C:\Users\Acceptable\Documents\My Games

Any single player game requiring me to be on-line at any point after getting the game out of the box.

The term: """""""FREE""""""" to play.

Big Jack McBastard

Being presented with a lush interesting looking environment and being held back from exploring by invisible barriers because there's really nothing there, or shitty characters who can't roll or jump/climb over the terrain.

Ladders, or more accurately the number of times you fall straight to the bloody floor below them because of their wanky rules.

Do I have to be looking at it to go up it? Do I have to press some special ladder button? Getting down is the pig though, do I need to facing it like you'd think? But that means approaching it backwards which sticks my legs over the hole... surely that's right though... oh never mind I've crashed to the floor and died for the third time.

Water, though it's getting better cosmetically at least.

Not being able to see your own feet is, occasionally, a right bastard.

Hangthebuggers

Patronising 'tutorial' levels. Press 'A' to jump (no shit Sherlock, it was probably the first button I was going to fucking well press). Dumbing down bullshit. A good tutorial level should not be obvious and should drop you more or less straight into the action or at least be as exciting as the main game.

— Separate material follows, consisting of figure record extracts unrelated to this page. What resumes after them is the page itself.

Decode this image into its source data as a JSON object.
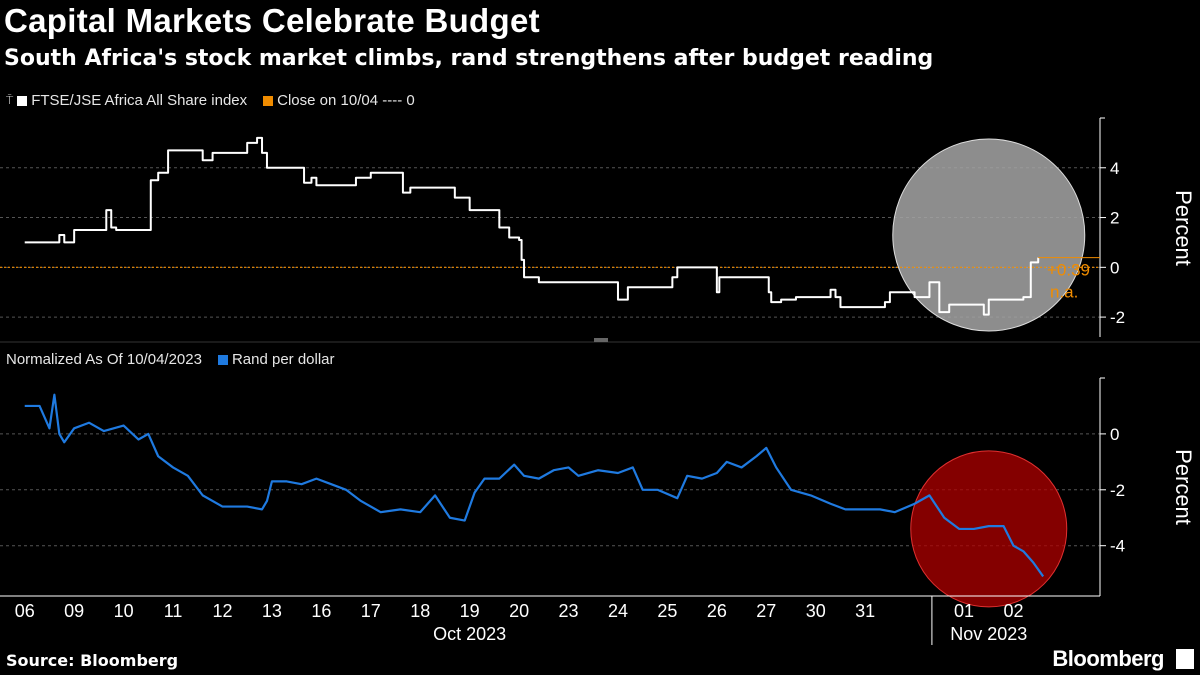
{
  "header": {
    "title": "Capital Markets Celebrate Budget",
    "subtitle": "South Africa's stock market climbs, rand strengthens after budget reading"
  },
  "footer": {
    "source": "Source: Bloomberg",
    "brand": "Bloomberg"
  },
  "colors": {
    "white_series": "#ffffff",
    "orange": "#f08c00",
    "blue": "#1f7ae0",
    "grey_circle": "#a6a6a6",
    "red_circle": "#b00000",
    "grid": "#555555"
  },
  "chart_data": [
    {
      "type": "line",
      "legend": [
        {
          "label": "FTSE/JSE Africa All Share index",
          "color": "#ffffff"
        },
        {
          "label": "Close on 10/04 ---- 0",
          "color": "#f08c00"
        }
      ],
      "ylabel": "Percent",
      "ylim": [
        -2.8,
        6
      ],
      "yticks": [
        "4",
        "2",
        "0",
        "-2"
      ],
      "reference_line": 0,
      "last_value_label": "+0.39",
      "na_label": "n.a.",
      "series": [
        {
          "name": "FTSE/JSE Africa All Share index",
          "points": [
            [
              0,
              1.0
            ],
            [
              0.6,
              1.0
            ],
            [
              0.7,
              1.3
            ],
            [
              0.8,
              1.0
            ],
            [
              1.0,
              1.5
            ],
            [
              1.5,
              1.5
            ],
            [
              1.65,
              2.3
            ],
            [
              1.75,
              1.6
            ],
            [
              1.85,
              1.5
            ],
            [
              2.5,
              1.5
            ],
            [
              2.55,
              3.5
            ],
            [
              2.7,
              3.8
            ],
            [
              2.9,
              4.7
            ],
            [
              3.5,
              4.7
            ],
            [
              3.6,
              4.3
            ],
            [
              3.8,
              4.6
            ],
            [
              4.3,
              4.6
            ],
            [
              4.5,
              5.0
            ],
            [
              4.7,
              5.2
            ],
            [
              4.8,
              4.6
            ],
            [
              4.9,
              4.0
            ],
            [
              5.5,
              4.0
            ],
            [
              5.65,
              3.4
            ],
            [
              5.8,
              3.6
            ],
            [
              5.9,
              3.3
            ],
            [
              6.5,
              3.3
            ],
            [
              6.7,
              3.6
            ],
            [
              7.0,
              3.8
            ],
            [
              7.5,
              3.8
            ],
            [
              7.65,
              3.0
            ],
            [
              7.8,
              3.2
            ],
            [
              7.9,
              3.2
            ],
            [
              8.6,
              3.2
            ],
            [
              8.7,
              2.8
            ],
            [
              9.0,
              2.3
            ],
            [
              9.5,
              2.3
            ],
            [
              9.6,
              1.6
            ],
            [
              9.8,
              1.2
            ],
            [
              10.0,
              1.1
            ],
            [
              10.05,
              0.3
            ],
            [
              10.1,
              -0.4
            ],
            [
              10.4,
              -0.6
            ],
            [
              11.0,
              -0.6
            ],
            [
              11.9,
              -0.6
            ],
            [
              12.0,
              -1.3
            ],
            [
              12.2,
              -0.8
            ],
            [
              12.4,
              -0.8
            ],
            [
              13.0,
              -0.8
            ],
            [
              13.1,
              -0.4
            ],
            [
              13.2,
              0.0
            ],
            [
              13.8,
              0.0
            ],
            [
              14.0,
              -1.0
            ],
            [
              14.05,
              -0.4
            ],
            [
              14.2,
              -0.4
            ],
            [
              15.0,
              -0.4
            ],
            [
              15.05,
              -1.0
            ],
            [
              15.1,
              -1.4
            ],
            [
              15.3,
              -1.3
            ],
            [
              15.6,
              -1.2
            ],
            [
              16.2,
              -1.2
            ],
            [
              16.3,
              -0.9
            ],
            [
              16.4,
              -1.2
            ],
            [
              16.5,
              -1.6
            ],
            [
              17.3,
              -1.6
            ],
            [
              17.4,
              -1.4
            ],
            [
              17.5,
              -1.0
            ],
            [
              18.0,
              -1.2
            ],
            [
              18.3,
              -0.6
            ],
            [
              18.5,
              -1.8
            ],
            [
              18.7,
              -1.5
            ],
            [
              19.0,
              -1.5
            ],
            [
              19.3,
              -1.5
            ],
            [
              19.4,
              -1.9
            ],
            [
              19.5,
              -1.3
            ],
            [
              20.0,
              -1.3
            ],
            [
              20.2,
              -1.2
            ],
            [
              20.35,
              0.2
            ],
            [
              20.5,
              0.39
            ]
          ]
        }
      ]
    },
    {
      "type": "line",
      "legend": [
        {
          "label": "Normalized As Of 10/04/2023",
          "color": ""
        },
        {
          "label": "Rand per dollar",
          "color": "#1f7ae0"
        }
      ],
      "ylabel": "Percent",
      "ylim": [
        -5.8,
        2
      ],
      "yticks": [
        "0",
        "-2",
        "-4"
      ],
      "series": [
        {
          "name": "Rand per dollar",
          "points": [
            [
              0,
              1.0
            ],
            [
              0.3,
              1.0
            ],
            [
              0.5,
              0.2
            ],
            [
              0.6,
              1.4
            ],
            [
              0.7,
              0.0
            ],
            [
              0.8,
              -0.3
            ],
            [
              1.0,
              0.2
            ],
            [
              1.3,
              0.4
            ],
            [
              1.6,
              0.1
            ],
            [
              2.0,
              0.3
            ],
            [
              2.3,
              -0.2
            ],
            [
              2.5,
              0.0
            ],
            [
              2.7,
              -0.8
            ],
            [
              3.0,
              -1.2
            ],
            [
              3.3,
              -1.5
            ],
            [
              3.6,
              -2.2
            ],
            [
              4.0,
              -2.6
            ],
            [
              4.5,
              -2.6
            ],
            [
              4.8,
              -2.7
            ],
            [
              4.9,
              -2.4
            ],
            [
              5.0,
              -1.7
            ],
            [
              5.3,
              -1.7
            ],
            [
              5.6,
              -1.8
            ],
            [
              5.9,
              -1.6
            ],
            [
              6.2,
              -1.8
            ],
            [
              6.5,
              -2.0
            ],
            [
              6.8,
              -2.4
            ],
            [
              7.2,
              -2.8
            ],
            [
              7.6,
              -2.7
            ],
            [
              8.0,
              -2.8
            ],
            [
              8.3,
              -2.2
            ],
            [
              8.6,
              -3.0
            ],
            [
              8.9,
              -3.1
            ],
            [
              9.1,
              -2.1
            ],
            [
              9.3,
              -1.6
            ],
            [
              9.6,
              -1.6
            ],
            [
              9.9,
              -1.1
            ],
            [
              10.1,
              -1.5
            ],
            [
              10.4,
              -1.6
            ],
            [
              10.7,
              -1.3
            ],
            [
              11.0,
              -1.2
            ],
            [
              11.2,
              -1.5
            ],
            [
              11.6,
              -1.3
            ],
            [
              12.0,
              -1.4
            ],
            [
              12.3,
              -1.2
            ],
            [
              12.5,
              -2.0
            ],
            [
              12.8,
              -2.0
            ],
            [
              13.2,
              -2.3
            ],
            [
              13.4,
              -1.5
            ],
            [
              13.7,
              -1.6
            ],
            [
              14.0,
              -1.4
            ],
            [
              14.2,
              -1.0
            ],
            [
              14.5,
              -1.2
            ],
            [
              14.8,
              -0.8
            ],
            [
              15.0,
              -0.5
            ],
            [
              15.2,
              -1.2
            ],
            [
              15.5,
              -2.0
            ],
            [
              15.9,
              -2.2
            ],
            [
              16.3,
              -2.5
            ],
            [
              16.6,
              -2.7
            ],
            [
              16.9,
              -2.7
            ],
            [
              17.3,
              -2.7
            ],
            [
              17.6,
              -2.8
            ],
            [
              18.0,
              -2.5
            ],
            [
              18.3,
              -2.2
            ],
            [
              18.6,
              -3.0
            ],
            [
              18.9,
              -3.4
            ],
            [
              19.2,
              -3.4
            ],
            [
              19.5,
              -3.3
            ],
            [
              19.8,
              -3.3
            ],
            [
              20.0,
              -4.0
            ],
            [
              20.2,
              -4.2
            ],
            [
              20.4,
              -4.6
            ],
            [
              20.6,
              -5.1
            ]
          ]
        }
      ]
    }
  ],
  "x_axis": {
    "range": [
      -0.5,
      21.75
    ],
    "ticks": [
      {
        "x": 0,
        "label": "06"
      },
      {
        "x": 1,
        "label": "09"
      },
      {
        "x": 2,
        "label": "10"
      },
      {
        "x": 3,
        "label": "11"
      },
      {
        "x": 4,
        "label": "12"
      },
      {
        "x": 5,
        "label": "13"
      },
      {
        "x": 6,
        "label": "16"
      },
      {
        "x": 7,
        "label": "17"
      },
      {
        "x": 8,
        "label": "18"
      },
      {
        "x": 9,
        "label": "19"
      },
      {
        "x": 10,
        "label": "20"
      },
      {
        "x": 11,
        "label": "23"
      },
      {
        "x": 12,
        "label": "24"
      },
      {
        "x": 13,
        "label": "25"
      },
      {
        "x": 14,
        "label": "26"
      },
      {
        "x": 15,
        "label": "27"
      },
      {
        "x": 16,
        "label": "30"
      },
      {
        "x": 17,
        "label": "31"
      },
      {
        "x": 19,
        "label": "01"
      },
      {
        "x": 20,
        "label": "02"
      }
    ],
    "month_labels": [
      {
        "x": 9,
        "label": "Oct 2023"
      },
      {
        "x": 19.5,
        "label": "Nov 2023"
      }
    ],
    "month_divider": 18.35
  },
  "annotations": {
    "grey_circle": {
      "x": 19.5,
      "y": 1.3,
      "note": "highlight"
    },
    "red_circle": {
      "x": 19.5,
      "y": -3.4,
      "note": "highlight"
    }
  }
}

Unskippable tutorial levels.

Bad dialogue that sounds utterly scripted without emotion and / or dialogue that is repeated too often. Lately games have alternative dialogue and bigger budgets for sound departments so it's less of an issue.

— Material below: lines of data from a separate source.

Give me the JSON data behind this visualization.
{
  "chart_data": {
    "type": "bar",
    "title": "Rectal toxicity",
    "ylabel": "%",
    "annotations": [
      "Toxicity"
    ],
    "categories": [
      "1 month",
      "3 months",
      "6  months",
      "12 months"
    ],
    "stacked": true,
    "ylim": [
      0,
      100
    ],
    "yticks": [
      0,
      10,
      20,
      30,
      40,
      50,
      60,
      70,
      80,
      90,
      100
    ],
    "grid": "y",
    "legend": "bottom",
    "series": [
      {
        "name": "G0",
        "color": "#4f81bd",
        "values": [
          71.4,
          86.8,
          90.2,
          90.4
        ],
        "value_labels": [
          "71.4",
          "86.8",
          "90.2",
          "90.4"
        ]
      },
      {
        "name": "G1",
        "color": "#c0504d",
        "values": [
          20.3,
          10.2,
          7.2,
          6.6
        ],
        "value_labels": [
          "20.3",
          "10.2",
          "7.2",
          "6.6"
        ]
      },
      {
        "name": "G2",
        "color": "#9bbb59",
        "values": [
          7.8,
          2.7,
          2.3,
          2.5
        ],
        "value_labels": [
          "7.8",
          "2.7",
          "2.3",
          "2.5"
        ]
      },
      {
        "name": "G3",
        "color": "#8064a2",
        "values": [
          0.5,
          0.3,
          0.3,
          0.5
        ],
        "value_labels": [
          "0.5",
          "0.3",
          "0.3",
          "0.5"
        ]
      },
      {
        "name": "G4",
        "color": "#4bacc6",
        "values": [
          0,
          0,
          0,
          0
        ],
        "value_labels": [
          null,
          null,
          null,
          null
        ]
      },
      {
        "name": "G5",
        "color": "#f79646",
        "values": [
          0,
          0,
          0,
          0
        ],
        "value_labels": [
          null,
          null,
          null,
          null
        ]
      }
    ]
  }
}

Games that change format. Resident evil is an example of this. I loved the creepy, horror aspect of the originals, nowadays they're action / arcade bullshit.

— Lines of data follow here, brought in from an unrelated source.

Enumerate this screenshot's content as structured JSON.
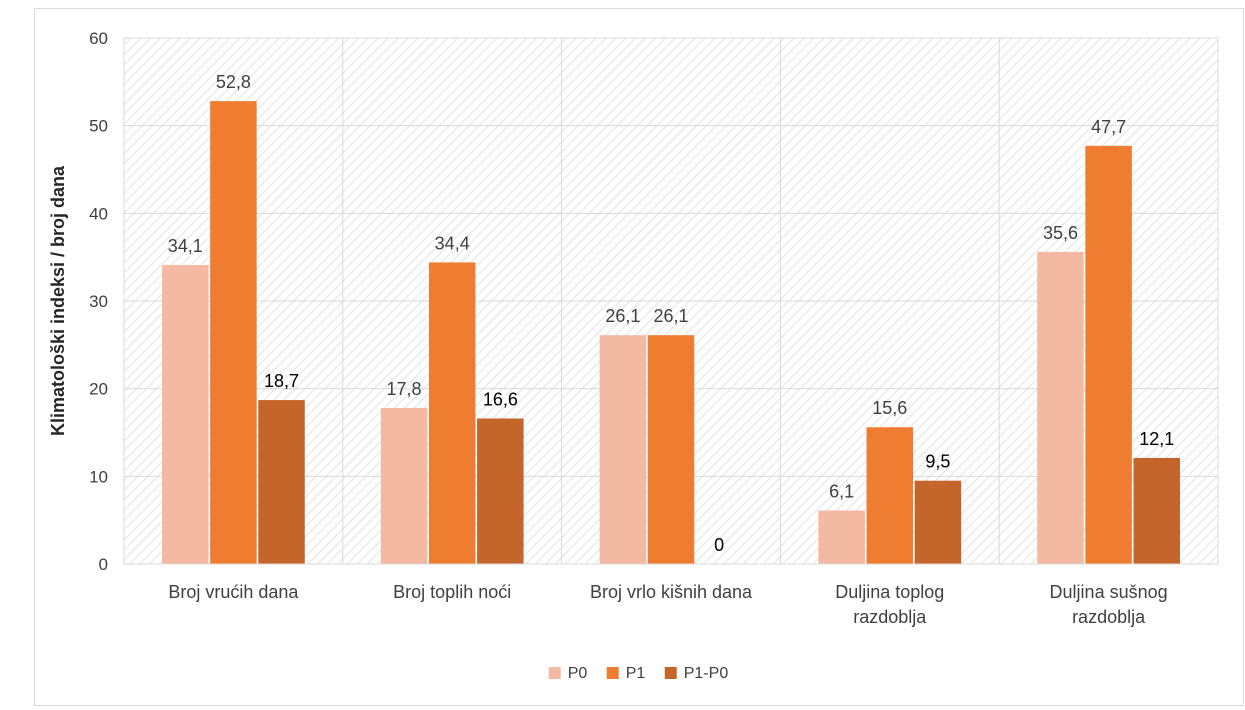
{
  "chart_data": {
    "type": "bar",
    "title": "",
    "xlabel": "",
    "ylabel": "Klimatološki indeksi / broj dana",
    "ylim": [
      0,
      60
    ],
    "yticks": [
      0,
      10,
      20,
      30,
      40,
      50,
      60
    ],
    "grid": true,
    "legend_position": "bottom",
    "categories": [
      [
        "Broj vrućih dana"
      ],
      [
        "Broj toplih noći"
      ],
      [
        "Broj vrlo kišnih dana"
      ],
      [
        "Duljina toplog",
        "razdoblja"
      ],
      [
        "Duljina sušnog",
        "razdoblja"
      ]
    ],
    "series": [
      {
        "name": "P0",
        "color": "#F4B9A3",
        "label_color": "#404040",
        "values": [
          34.1,
          17.8,
          26.1,
          6.1,
          35.6
        ],
        "labels": [
          "34,1",
          "17,8",
          "26,1",
          "6,1",
          "35,6"
        ]
      },
      {
        "name": "P1",
        "color": "#EE7D31",
        "label_color": "#404040",
        "values": [
          52.8,
          34.4,
          26.1,
          15.6,
          47.7
        ],
        "labels": [
          "52,8",
          "34,4",
          "26,1",
          "15,6",
          "47,7"
        ]
      },
      {
        "name": "P1-P0",
        "color": "#C4662C",
        "label_color": "#000000",
        "values": [
          18.7,
          16.6,
          0,
          9.5,
          12.1
        ],
        "labels": [
          "18,7",
          "16,6",
          "0",
          "9,5",
          "12,1"
        ]
      }
    ]
  }
}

Shitty AI or clunky mechanics - nothing worse than trying to get skillful at a game but having the experience ruined by something out of your control.

Probably lots more.

Big Jack McBastard

Quote from: Hangthebuggers on January 07, 2013, 12:29:34 AM
Patronising 'tutorial' levels. Press 'A' to jump (no shit Sherlock, it was probably the first button I was going to fucking well press). Dumbing down bullshit. A good tutorial level should not be obvious and should drop you more or less straight into the action or at least be as exciting as the main game.


Bad dialogue

Oh I've got one, When in-game characters talk to the player rather than the character and say stuff like "Press the B button to <whatever>".

No NPC should be chatting about the controller in my hand. That's hardly immersing me in the world is it?

Noodle Lizard

Ooh oh, I know!  Fading corpses.  Not quite as common now as it was, but it's still out there.  I understand them not hanging about forever in an open-world game or somesuch shit, but there's really no excuse to have them fade right in front of you anymore (unless it's something magical like 'God Of War' I suppose).  Oh yeah, and a lack of entry wounds.  That's annoying. 

I suppose what I'm really saying is that any game involving physical violence should use the same corpse mechanics as 'Soldier Of Fortune'.

Big Jack McBastard

Shooting a clip into a wall or window and seeing the damage decals hit their maximum number and then they start vanishing/replacing themselves with each new hit.

Makes it hard to whimsically draw a big pair of tits on a wall with a machine gun in the middle of WW2 if the nipples disappear as you're signing it.

Noodle Lizard

Quote from: Big Jack McBastard on January 07, 2013, 12:47:18 AM
Shooting a clip into a wall or window and seeing the damage decals hit their maximum number and then they start vanishing/replacing themselves with each new hit.

Makes it hard to whimsically draw a big pair of tits on a wall with a machine gun in the middle of WW2 if the nipples disappear as you're signing it.

There I was thinking I was the only one ever to try that.  Yes, it is annoying.

Big Jack McBastard

Invincibles you have any opportunity to attempt to harm.

Either take my ability to strike or make them mortal, don't have some unkillable swine I can aggro with a few wallops.

Hank Venture

No jumping animation. You just levitate and propel through the air as if you're standing still on the ground, looks unbelievably shit.